Kit Siang, a man of the past versus the Malaysian reality


DAP veteran leader Lim Kit Siang has his head buried very much in the sands of time, according to Tunku Abdul Aziz Tunku Ibrahim.

Tunku Abdul Aziz Tunku Ibrahim, Malaysia Outlook

The Chinese have a proverb that goes something like this: ”It is better to light a candle than to curse at the darkness”.

The Chinese for all their faults and as a generalization are a very pragmatic and resourceful community wherever they are to be found. Not amongst the DAP in Malaysia it would seem though.

Lim Kit Siang is the longest known serving leader of any political party languishing in the wilderness without the slightest hint of government within his grasp.

Much of this, according to sources close to the man, is the result of his inability to achieve total dominance of the Malay peninsula and east Malaysia, something his party has aspired to.

It is a redundant dream he clings on to like that character of the jilted Ms. Faversham in Charles Dicken’s ‘Oliver Twist’.

Kit Siang is very much a man of the past. His admissions to failure could not be more stark and telling than his recent disastrous alliance with the much despised former Premier Mahathir Mohamed, who himself in an act of desperation moved on to then embrace his nemesis Anwar Ibrahim, further tainting Lim’s reputation through guilt by association.

Lim (and the DAP) must change direction. They must change or be white anted by their own weaknesses. The DAP is already showing signs of coming apart at the seams.

Like in a relationship gone wrong, Lim is the last one to know of the ‘infidelities’ and the undermining of his party by frustrated long serving and loyal members moving out.

Lim has his head buried very much in the sands of time. Unless of course Lim will dig deeply into his Chinese sense of pragmatism and resourcefulness to tap into reality, the DAP’s fortunes are but a foregone conclusion.

It is not as if the Chinese, even as Dapsters, cannot be more productive in Parliament or even in government.

But they are not there.

All they have to do is to come to the table with the government and negotiate (not demand).

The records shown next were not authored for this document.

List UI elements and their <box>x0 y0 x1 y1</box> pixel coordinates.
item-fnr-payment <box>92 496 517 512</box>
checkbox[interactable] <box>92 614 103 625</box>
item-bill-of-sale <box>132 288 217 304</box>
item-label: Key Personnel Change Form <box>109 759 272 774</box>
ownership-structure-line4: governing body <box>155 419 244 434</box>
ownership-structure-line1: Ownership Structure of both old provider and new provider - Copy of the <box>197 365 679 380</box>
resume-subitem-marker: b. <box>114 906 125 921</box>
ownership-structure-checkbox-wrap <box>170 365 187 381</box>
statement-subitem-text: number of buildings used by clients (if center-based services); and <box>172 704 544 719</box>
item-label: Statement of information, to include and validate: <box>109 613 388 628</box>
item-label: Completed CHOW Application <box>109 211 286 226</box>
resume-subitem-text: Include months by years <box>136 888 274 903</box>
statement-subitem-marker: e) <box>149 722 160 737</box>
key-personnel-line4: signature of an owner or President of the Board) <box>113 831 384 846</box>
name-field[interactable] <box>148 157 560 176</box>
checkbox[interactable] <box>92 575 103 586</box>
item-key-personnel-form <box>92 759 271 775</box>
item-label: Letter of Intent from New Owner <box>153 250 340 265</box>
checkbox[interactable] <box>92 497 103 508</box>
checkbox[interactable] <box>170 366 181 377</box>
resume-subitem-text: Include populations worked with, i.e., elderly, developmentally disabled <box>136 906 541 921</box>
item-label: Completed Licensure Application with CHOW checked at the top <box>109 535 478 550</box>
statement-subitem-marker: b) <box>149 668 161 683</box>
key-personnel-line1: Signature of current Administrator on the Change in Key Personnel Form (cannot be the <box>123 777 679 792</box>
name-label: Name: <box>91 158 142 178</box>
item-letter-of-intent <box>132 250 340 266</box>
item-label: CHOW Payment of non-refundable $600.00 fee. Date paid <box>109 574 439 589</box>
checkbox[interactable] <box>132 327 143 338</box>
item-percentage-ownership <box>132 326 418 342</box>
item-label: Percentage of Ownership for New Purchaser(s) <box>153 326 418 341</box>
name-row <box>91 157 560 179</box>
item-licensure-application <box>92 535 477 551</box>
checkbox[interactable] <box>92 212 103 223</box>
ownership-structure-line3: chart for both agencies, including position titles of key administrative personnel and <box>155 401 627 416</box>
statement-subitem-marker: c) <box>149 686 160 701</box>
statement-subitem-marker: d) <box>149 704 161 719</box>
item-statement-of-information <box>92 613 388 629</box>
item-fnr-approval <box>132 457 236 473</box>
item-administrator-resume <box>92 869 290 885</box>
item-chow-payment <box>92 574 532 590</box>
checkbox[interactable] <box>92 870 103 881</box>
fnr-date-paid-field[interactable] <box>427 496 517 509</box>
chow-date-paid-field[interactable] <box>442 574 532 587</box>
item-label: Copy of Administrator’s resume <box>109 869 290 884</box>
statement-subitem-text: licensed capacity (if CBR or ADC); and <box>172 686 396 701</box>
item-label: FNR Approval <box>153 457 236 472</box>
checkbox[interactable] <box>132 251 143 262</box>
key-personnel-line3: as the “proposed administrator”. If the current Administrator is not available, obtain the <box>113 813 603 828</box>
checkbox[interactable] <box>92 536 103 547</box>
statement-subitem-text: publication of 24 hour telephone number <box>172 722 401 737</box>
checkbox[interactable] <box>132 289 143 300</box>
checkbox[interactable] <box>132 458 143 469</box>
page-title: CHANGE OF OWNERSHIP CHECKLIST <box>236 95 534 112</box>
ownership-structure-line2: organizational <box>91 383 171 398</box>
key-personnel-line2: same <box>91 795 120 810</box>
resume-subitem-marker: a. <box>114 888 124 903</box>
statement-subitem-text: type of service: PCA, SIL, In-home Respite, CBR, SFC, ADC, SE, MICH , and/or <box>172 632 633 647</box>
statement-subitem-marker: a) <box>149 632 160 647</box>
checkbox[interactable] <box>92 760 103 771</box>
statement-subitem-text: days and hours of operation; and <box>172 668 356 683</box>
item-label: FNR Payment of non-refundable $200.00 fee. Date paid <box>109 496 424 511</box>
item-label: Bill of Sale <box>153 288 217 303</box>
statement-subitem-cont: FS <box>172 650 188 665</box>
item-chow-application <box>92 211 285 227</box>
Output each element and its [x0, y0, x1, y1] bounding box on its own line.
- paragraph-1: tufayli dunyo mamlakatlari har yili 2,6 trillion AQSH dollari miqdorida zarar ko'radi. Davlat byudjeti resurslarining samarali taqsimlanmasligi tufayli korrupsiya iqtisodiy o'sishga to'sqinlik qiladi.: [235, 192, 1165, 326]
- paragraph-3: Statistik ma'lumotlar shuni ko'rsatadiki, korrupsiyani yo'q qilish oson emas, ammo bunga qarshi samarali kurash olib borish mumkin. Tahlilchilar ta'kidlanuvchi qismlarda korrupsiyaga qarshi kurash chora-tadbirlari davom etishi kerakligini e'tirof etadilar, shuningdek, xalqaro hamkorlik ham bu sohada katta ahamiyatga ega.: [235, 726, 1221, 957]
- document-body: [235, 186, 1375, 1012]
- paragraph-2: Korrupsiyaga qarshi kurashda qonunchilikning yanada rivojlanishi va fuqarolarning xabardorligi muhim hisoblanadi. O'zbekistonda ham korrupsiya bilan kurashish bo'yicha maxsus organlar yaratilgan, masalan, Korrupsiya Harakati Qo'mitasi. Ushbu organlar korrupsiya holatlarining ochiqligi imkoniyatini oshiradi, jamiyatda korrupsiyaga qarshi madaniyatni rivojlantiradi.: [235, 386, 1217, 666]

After all if at the last general election they could mass migrate as Chinese to the opposition in the belief the opposition was about to win government only to be disappointed by a government victory, they can with their heads held high become a part of a new coalition with the government.

Inspite of the Chinese tsunami at the last general election, the government has not sidelined or punished the Chinese community.

They continue to prosper as they always have.

Mahathir has promised the DAP the moon and sixpence. It is a foregone conclusion Lim will not get the moon in the event of an unlikely Mahathir led victory.

He may have to settle for sixpence instead if there is any change left there, if it happens.

But sixpence buys very little these days.

Lim and the DAP must realize and come to terms with the futility of the decades long very personal, very destructive campaign run by their allies.

Bersih, the PKR, the Malaysian Bar and a host of other foreign funded so called NGO’s fighting the government have achieved nothing.

There are no rewards in losing. There is no utility in continuing to feed and maintain an army that can’t fight government- these are Lim’s allies.

If after 10 years of foreign funding and support his allies still can’t get it right, they are unlikely to ever get it right.

The DAP needs to move on and find greener pastures.

If however, the DAP were to negotiate with government for an accommodation before the next general election in order to, at the very least ensure the prosperity of all communities and assure the political and interracial stability of Malaysia, there could well be a very sympathetic hearing that awaits them in Putrajaya.

Lim’s party and his constituents will be the beneficiaries. The nation will benefit from it as a whole.

Sniping from the sidelines with no costed policies in place or any real alternatives to government is not what anyone least of all the Chinese want.

Neither side should see negotiation as a sign of weakness or ‘loss of face’.

It is a strategy only the intelligent engage in. One side has a lot to lose by not being bold enough to take the initiative to negotiate and to do so in confidence.